Rodríguez’s bill to end arbitrary special education ‘target’ passes full Senate
Austin – The Texas Senate has passed Sen. José Rodríguez’s bill eliminating the Texas Education Agency’s cap on special education enrollment.
“I appreciate my colleague’s support in ensuring that the state never again sets an arbitrary cap, however it’s described, on the services to which children are legally entitled,” Sen. Rodríguez said. “Parents have a right to have their child evaluated for special education services, and to have a place at the table when schools design appropriate accommodations. Children deserve our best efforts to provide a quality education.”
Disability Rights Texas supported the bill, and provided the following statement of support: “Passing SB 160 shows that the Texas Senate understands what parents and advocates have always known – when children with disabilities have access to the services they need, they can succeed like all other student,” said Rachel Gandy, policy fellow with Disability Rights Texas.
“Since 2004, TEA’s 8.5 percent cap on special education stood as an unnecessary roadblock to services for thousands of students. SB 160 fixes that problem. Senator Rodriguez’s efforts will expand access to special education today and ensure that TEA can never implement a similar policy in the future. Because of this bill, countless children with disabilities in our state will have a fairer chance at completing their education, finding gainful employment, and living independently.”
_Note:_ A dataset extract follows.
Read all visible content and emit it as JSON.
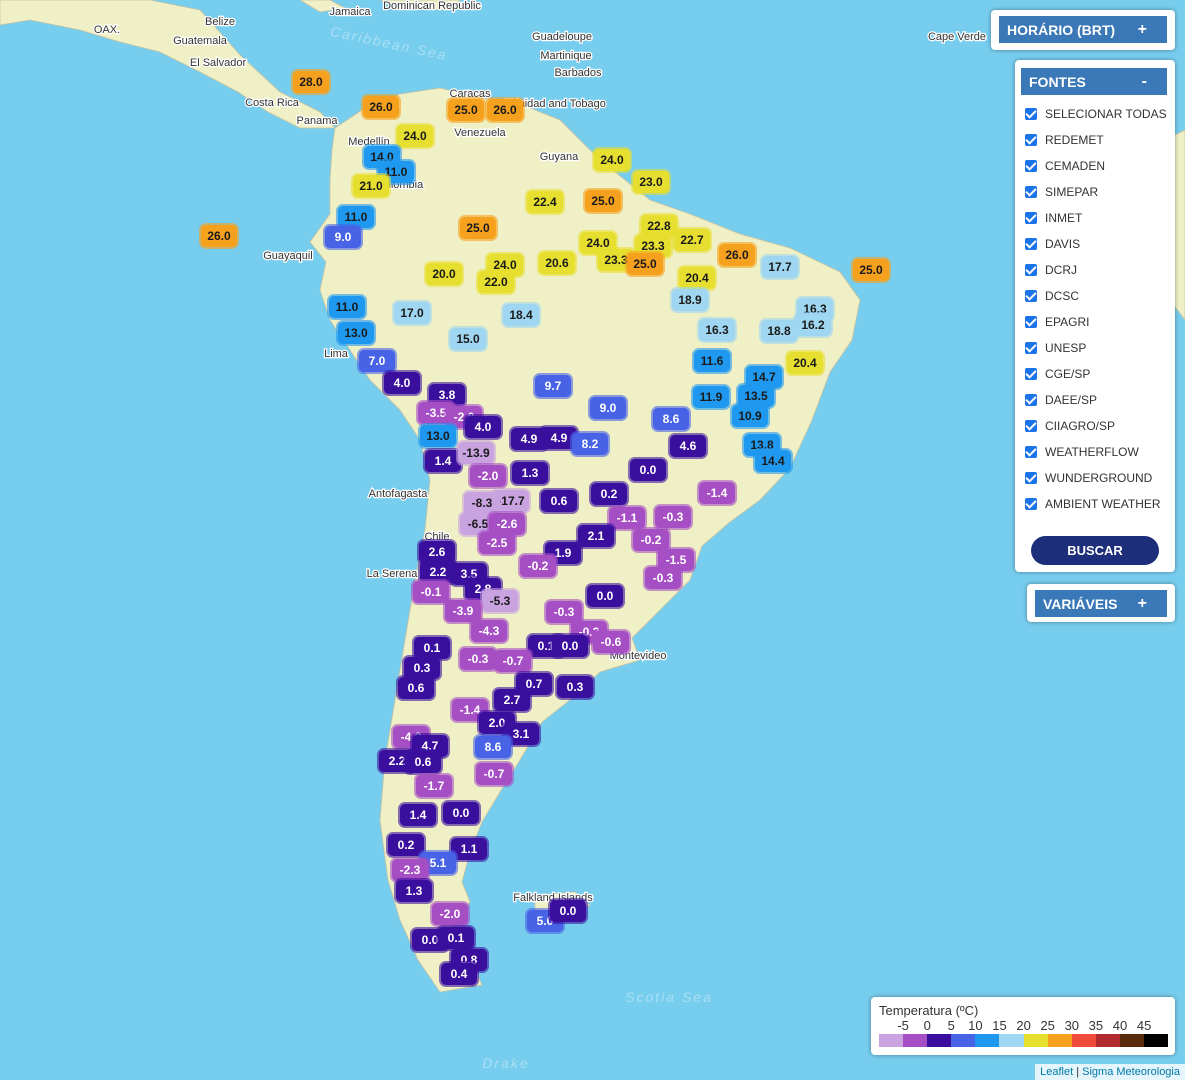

TEA adopted a monitoring policy that set an arbitrary 8.5 percent target for children receiving special education services in Texas public schools. Numerous parents, advocates, and school districts say the policy effectively served as a cap that drastically lowered the number of students receiving services for a variety of needs, including autism, ADHD, dyslexia, and epilepsy. When the cap was implemented in 2004, Texas was comparable to the national special education enrollment average at about 12 percent. But by 2015, Texas reached TEA’s 8.5 percent target, the lowest special education enrollment in the nation.
Now, the cap subjects Texas to ongoing scrutiny from the U.S. Dept. of Education. Following a series of listening sessions attended by hundreds of people across Texas, DOE launched an investigation of 12 school districts. Parent advocates threatened to sue the state, and in March the TEA confirmed that it would eliminate the cap immediately.
Senate Bill 160 — the very first bill Sen. Rodríguez filed this legislative session — prohibits TEA from adopting a performance indicator that solely measures a school district’s total number or percentage of enrolled students that receive special education services. The bill makes clear, however, that TEA is not impaired in its requirements under federal law to monitor for disproportionality.
A companion bill, House Bill 713, has been filed by Rep. Gene Wu.
José Rodríguez represents Texas Senate District 29, which includes the counties of El Paso, Hudspeth, Culberson, Jeff Davis, and Presidio. He represents both urban and rural constituencies, and more than 350 miles of the Texas-Mexico border. Senator Rodríguez currently serves as the Chairman of the Texas Senate Democratic Caucus, and is a member of the Senate Committees on Natural Resources and Economic Development; Transportation; Veteran Affairs and Border Security; and Agriculture, Water, and Rural Affairs (Vice Chair).